Here are four pertinent questions before camp gets underway.

How are Thomas Bryant and Deni Avdija progressing?

Washington closed the 2020-21 season with a pair of key players sidelined. Starting center Thomas Bryant partially tore the ACL in his left knee in early January, and forward Deni Avdija, the No. 9 pick in last year’s draft, suffered a season-ending hairline fracture in his right fibula in late April.

Wizards General Manager Tommy Sheppard said at a news conference Thursday that the team does not expect Bryant back until December at the earliest, though Avdija should see action much earlier. The 20-year-old from Israel has been participating in practice drills at full speed — Washington has had players back in the gym since Labor Day — but he is not yet participating in scrimmages. The Wizards plan to ease him back onto the court out of what Sheppard called an abundance of caution.

Aside from those two, the Wizards will have a fully healthy roster when camp begins.

How will the Wizards handle the center spot?

Washington dealt with Bryant’s injury last season with one of the funkiest methods in the league, rotating Alex Len, Robin Lopez and Daniel Gafford depending on nightly matchups to create a three-headed monster that, surprisingly, worked fairly well.

But Len and Lopez are gone, leaving Unseld with new arrival Montrezl Harrell from the Lakers and slightly less-new arrival Gafford, who joined the Wizards from the Chicago Bulls at the trade deadline and made an immediate impact with his energy, athleticism and ability to slam lobs.
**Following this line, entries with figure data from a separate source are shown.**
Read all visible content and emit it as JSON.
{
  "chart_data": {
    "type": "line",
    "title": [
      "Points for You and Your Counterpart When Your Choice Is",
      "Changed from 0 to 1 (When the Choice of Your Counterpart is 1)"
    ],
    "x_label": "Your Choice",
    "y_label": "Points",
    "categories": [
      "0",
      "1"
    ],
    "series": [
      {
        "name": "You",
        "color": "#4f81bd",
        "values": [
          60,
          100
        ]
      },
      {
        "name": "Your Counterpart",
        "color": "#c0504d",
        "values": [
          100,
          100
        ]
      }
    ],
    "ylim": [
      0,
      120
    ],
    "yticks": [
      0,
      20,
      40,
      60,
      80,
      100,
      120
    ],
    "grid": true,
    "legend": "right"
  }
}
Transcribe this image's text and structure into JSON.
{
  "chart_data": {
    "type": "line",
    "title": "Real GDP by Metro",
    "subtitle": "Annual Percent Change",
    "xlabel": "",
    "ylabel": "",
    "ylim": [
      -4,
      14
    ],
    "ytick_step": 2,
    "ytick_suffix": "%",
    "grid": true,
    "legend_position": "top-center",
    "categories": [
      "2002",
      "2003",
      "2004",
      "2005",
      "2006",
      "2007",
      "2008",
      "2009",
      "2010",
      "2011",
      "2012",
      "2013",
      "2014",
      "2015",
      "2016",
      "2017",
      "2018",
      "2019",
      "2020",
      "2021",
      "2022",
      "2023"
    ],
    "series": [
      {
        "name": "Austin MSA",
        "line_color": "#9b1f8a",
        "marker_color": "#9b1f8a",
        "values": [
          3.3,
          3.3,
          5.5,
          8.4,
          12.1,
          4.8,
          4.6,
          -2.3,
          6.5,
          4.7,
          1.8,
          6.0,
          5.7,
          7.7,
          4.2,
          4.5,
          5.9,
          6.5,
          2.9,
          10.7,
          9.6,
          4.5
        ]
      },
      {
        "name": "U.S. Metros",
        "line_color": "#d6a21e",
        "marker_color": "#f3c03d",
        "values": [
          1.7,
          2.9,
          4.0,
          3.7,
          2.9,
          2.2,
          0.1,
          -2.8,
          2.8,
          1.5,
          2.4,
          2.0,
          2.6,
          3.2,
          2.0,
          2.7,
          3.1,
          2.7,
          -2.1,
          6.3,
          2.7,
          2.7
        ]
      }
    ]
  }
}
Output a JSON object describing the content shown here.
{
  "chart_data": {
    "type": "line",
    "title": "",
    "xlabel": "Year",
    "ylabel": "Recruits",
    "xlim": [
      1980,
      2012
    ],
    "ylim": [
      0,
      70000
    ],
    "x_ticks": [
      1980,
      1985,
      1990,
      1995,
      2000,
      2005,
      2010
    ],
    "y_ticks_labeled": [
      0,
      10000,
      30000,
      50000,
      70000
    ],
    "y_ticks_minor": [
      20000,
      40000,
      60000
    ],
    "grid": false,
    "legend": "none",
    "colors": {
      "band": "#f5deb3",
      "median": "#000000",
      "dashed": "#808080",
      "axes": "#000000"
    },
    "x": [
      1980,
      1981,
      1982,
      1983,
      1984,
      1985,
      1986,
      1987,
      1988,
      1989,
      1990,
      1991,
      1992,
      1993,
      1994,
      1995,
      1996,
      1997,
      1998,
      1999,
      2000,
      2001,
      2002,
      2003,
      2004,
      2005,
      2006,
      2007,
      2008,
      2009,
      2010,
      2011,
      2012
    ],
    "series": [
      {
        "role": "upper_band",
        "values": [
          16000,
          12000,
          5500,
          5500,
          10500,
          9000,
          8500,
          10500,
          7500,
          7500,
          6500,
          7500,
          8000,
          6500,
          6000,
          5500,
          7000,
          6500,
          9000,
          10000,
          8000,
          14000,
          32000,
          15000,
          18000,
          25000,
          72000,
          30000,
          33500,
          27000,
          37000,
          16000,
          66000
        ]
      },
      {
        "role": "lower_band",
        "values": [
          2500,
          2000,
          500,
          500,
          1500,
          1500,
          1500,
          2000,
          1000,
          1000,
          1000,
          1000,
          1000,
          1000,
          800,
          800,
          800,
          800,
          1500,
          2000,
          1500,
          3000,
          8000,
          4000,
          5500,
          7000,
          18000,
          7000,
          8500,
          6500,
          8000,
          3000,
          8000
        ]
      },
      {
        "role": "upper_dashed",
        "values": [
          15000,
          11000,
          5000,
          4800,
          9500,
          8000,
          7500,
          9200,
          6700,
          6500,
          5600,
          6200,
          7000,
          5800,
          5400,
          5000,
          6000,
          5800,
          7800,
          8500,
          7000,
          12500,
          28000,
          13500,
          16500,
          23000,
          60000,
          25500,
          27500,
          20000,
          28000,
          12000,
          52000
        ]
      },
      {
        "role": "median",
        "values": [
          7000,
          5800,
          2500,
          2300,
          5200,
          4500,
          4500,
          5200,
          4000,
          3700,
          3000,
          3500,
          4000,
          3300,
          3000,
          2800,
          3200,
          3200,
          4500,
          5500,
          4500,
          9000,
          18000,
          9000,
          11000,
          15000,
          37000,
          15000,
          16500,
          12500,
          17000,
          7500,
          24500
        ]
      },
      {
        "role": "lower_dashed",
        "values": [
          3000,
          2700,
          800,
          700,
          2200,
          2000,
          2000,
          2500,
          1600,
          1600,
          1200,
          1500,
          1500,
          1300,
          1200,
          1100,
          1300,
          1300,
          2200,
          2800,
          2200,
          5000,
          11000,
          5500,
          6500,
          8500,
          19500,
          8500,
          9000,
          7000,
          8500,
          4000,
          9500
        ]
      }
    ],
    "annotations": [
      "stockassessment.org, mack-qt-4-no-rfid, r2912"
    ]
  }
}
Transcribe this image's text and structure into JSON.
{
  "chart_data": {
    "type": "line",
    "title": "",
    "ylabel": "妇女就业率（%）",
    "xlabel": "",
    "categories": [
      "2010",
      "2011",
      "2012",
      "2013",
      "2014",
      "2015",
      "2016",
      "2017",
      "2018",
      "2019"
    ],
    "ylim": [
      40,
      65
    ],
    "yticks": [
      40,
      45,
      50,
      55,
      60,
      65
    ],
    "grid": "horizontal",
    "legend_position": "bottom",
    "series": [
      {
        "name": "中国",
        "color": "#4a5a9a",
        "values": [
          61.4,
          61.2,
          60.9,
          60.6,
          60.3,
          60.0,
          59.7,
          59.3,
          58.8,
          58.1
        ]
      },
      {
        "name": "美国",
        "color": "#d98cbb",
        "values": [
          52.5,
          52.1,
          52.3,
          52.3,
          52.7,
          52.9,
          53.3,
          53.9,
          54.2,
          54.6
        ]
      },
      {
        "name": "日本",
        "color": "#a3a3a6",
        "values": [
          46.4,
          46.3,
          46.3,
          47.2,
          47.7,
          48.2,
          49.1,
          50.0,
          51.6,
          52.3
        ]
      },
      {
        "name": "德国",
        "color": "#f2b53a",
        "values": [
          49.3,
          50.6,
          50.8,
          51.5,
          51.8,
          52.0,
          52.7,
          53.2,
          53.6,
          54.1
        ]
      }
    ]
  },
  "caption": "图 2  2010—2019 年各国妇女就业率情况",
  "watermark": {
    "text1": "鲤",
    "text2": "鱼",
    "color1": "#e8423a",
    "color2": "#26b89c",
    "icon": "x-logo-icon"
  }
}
Sheppard told The Washington Post in an interview this past week that the Wizards would like to add a third center to shore up the spot with Bryant not expected back until winter, but for now Gafford is Washington’s starter.

“Minutes work themselves out; players tell you what to do,” Sheppard said. “. . . But there’s no mystery [about who’s starting].”

Gafford’s fitness level occasionally limited his minutes last season. But at a news conference Friday, Unseld said the 6-foot-10 big man is “exactly where we need him to be” with his conditioning.

What is the team’s vaccination status?

The NBA is mandating that almost all team personnel who work closely with players and referees be vaccinated against the coronavirus, but similar to rules adopted by other major American sports leagues, there is no mandate that players get immunized.

As a result, there may be different protocols for vaccinated and unvaccinated players governing things such as testing frequency and mask requirements. ESPN reported this month that roughly 85 percent of NBA players are vaccinated.

Sheppard declined to give specifics about the Wizards’ vaccination numbers when asked Thursday but said he is pleased with where the team is in relation to the league standard.

“Everybody is fully educated, fully informed, and we’ll be in compliance and looking forward to the season,” Sheppard said. “A lot of stuff, you get into some personal, private information. We’re not going to go down that road, but we will be in great compliance with the NBA and moving forward.”

In response to a follow-up question about how many members of the Wizards’ “Tier 1” group — loosely defined as players and staff members who travel and/or come into close contact with players — are vaccinated, Sheppard said Washington is “well in the 90th percentile.”

“We’re pleased with where we’re at, and we’ll continue to push to make sure that we get to where we need to be from the league standard,” Sheppard said. “We’re there now.”

Are there any other position battles to watch out for?

The Wizards have options on the wing and at forward heading into training camp with Davis Bertans (back and, according to Sheppard, looking good after a poor 2020-21 season), Rui Hachimura (who will miss the start of camp for personal reasons), Kyle Kuzma, Avdija, Anthony Gill and draft pick Corey Kispert in the mix. Sheppard and Unseld don’t think of it so much as a “battle,” though — it’s more that Washington finally has flexibility after a season in which it desperately needed help on the wing.

Given the abundance of shooters, playing time may come down to defensive ability on the perimeter.